Saturday, February 15, 2014

Print Still Matters

A few questions sometimes come up when I tell people about my plans for publishing The Last Word: “Why bother releasing a print copy? Isn't it easier to just release an e-book? Do we really still even need printed books?” In most cases this is a reaction to media stories on the death of print, all of which have proven to be completely inaccurate. Over the past year or more, sales of e-books have leveled off, while sales of printed books have remained fairly consistent. In other words, the two formats are coexisting quite nicely, thank you very much.

As to why I am taking the more difficult path of releasing The Last Word in print (there will be an e-book version as well), here are a few reasons:

1. Printed books provide a tactile experience. Music is heard, and films are both seen and heard, but books are experienced both visually and by touch. There is an aspect to the feel of books (the smooth glossy cover, the roughness and even smell of the paper) that provides a physical sensation that is both separate from and intimately linked to the story you are reading. We bond not only with the author (novels being the only art form that requires many hours of commitment on the part of the audience) but with the book itself.

2. Great novels, from War and Peace to The Shadow of the Wind were not meant to be read on a digital screen, no matter how much “like paper” they try to make that screen. Most of us spend our entire workday staring at a computer screen, plus additional hours in front of a computer, television, or iPhone after we get home; in fact, you're looking at screen right now. The last thing many readers want to do is spend even more time staring at a screen to read a book.

3. Books can be written in, dog-eared, loaned to friends, stuffed in your back pocket, browsed for on rainy afternoons, and then sold to a used bookshop for cash to buy yet more books. Try that with a Kindle.

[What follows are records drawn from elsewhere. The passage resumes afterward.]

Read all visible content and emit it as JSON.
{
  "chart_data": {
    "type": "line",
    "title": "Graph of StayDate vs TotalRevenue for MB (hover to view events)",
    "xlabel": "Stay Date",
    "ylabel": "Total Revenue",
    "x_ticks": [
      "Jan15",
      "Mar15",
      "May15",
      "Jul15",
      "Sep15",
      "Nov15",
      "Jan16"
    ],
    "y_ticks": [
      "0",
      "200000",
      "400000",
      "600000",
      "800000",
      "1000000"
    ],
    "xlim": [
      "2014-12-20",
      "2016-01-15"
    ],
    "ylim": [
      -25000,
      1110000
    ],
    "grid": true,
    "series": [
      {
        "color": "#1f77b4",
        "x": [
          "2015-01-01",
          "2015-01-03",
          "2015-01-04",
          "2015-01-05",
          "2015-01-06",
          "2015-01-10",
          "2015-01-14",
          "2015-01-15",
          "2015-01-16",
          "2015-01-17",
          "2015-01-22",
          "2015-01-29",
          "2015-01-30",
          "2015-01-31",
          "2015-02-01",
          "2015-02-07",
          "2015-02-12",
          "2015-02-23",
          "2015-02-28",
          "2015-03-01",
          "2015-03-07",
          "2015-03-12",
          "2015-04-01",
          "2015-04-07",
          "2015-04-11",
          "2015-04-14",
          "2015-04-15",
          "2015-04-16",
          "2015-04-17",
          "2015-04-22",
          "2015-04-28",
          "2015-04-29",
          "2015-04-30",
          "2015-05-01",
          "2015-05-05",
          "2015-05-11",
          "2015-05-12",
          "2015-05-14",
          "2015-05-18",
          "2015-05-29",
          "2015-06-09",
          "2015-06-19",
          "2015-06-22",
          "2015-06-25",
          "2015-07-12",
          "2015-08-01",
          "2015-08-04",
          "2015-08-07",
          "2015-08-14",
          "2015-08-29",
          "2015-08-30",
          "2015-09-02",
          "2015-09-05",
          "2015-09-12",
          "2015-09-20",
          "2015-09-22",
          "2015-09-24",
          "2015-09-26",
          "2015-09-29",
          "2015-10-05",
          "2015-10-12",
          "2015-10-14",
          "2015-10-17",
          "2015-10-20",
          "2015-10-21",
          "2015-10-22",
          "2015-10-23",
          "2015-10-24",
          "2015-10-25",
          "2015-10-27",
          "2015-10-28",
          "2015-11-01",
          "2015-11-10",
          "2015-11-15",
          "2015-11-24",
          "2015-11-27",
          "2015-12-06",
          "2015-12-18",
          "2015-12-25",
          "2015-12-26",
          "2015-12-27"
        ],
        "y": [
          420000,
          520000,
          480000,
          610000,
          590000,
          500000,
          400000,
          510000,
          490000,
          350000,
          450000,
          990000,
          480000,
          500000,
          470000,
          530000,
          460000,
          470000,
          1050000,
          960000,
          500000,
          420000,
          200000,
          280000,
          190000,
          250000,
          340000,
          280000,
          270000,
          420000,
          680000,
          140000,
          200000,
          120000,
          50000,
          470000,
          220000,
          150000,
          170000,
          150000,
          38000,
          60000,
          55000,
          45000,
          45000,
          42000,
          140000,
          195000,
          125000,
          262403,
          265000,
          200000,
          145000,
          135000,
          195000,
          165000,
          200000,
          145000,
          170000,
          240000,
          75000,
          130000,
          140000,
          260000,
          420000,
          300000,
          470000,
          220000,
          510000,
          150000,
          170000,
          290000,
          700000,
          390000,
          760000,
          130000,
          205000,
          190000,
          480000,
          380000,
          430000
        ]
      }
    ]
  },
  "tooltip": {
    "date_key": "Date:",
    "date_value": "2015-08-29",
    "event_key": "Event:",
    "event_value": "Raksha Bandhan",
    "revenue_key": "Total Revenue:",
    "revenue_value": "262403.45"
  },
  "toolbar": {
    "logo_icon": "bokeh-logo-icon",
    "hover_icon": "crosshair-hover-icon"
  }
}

4. Most readers (and we have always been remarkably few as percentage of the total population) like having a personal library. It may or may not contain highly collectible items like a signed Hemingway or first-edition Faulkner, but a bookcase loaded with books can be much more than a simple collection. It can serve as a timeline of our lives: the copy of Homer you read in the same college class as your future wife, that Robert Parker Spenser novel you read in the hospital waiting for your son to be born, that copy of Harry Potter and the Chamber of Secrets you read to your daughters over a snowy weekend, or the biography of Somerset Maugham you discovered in a cool little shop in London. These are books you pass down through generations, even though they may have value only within the context of your own family. 

 5. Finally, on a more self-centered note I like the idea of holding the book I wrote in my hands, and putting it into other people's hands. I see my name on a screen every single day, from e-mails to work presentations to this blog. But seeing it on an actual book is something special. On a bookstore shelf I would fall somewhere between Wilkie Collins and Joseph Conrad...bookshelves make strange bedfellows.

I was initially against the very idea of e-books; like others I saw them as a threat to printed books, and as you can see I have a fondness for printed books. But in reality, e-books have been more blessing than curse. More people are reading, and more books are affordable to them. So I have buried the hatchet with e-books, but I still love printed books more. Which is why I'll go through the added work and expense to publish mine both ways.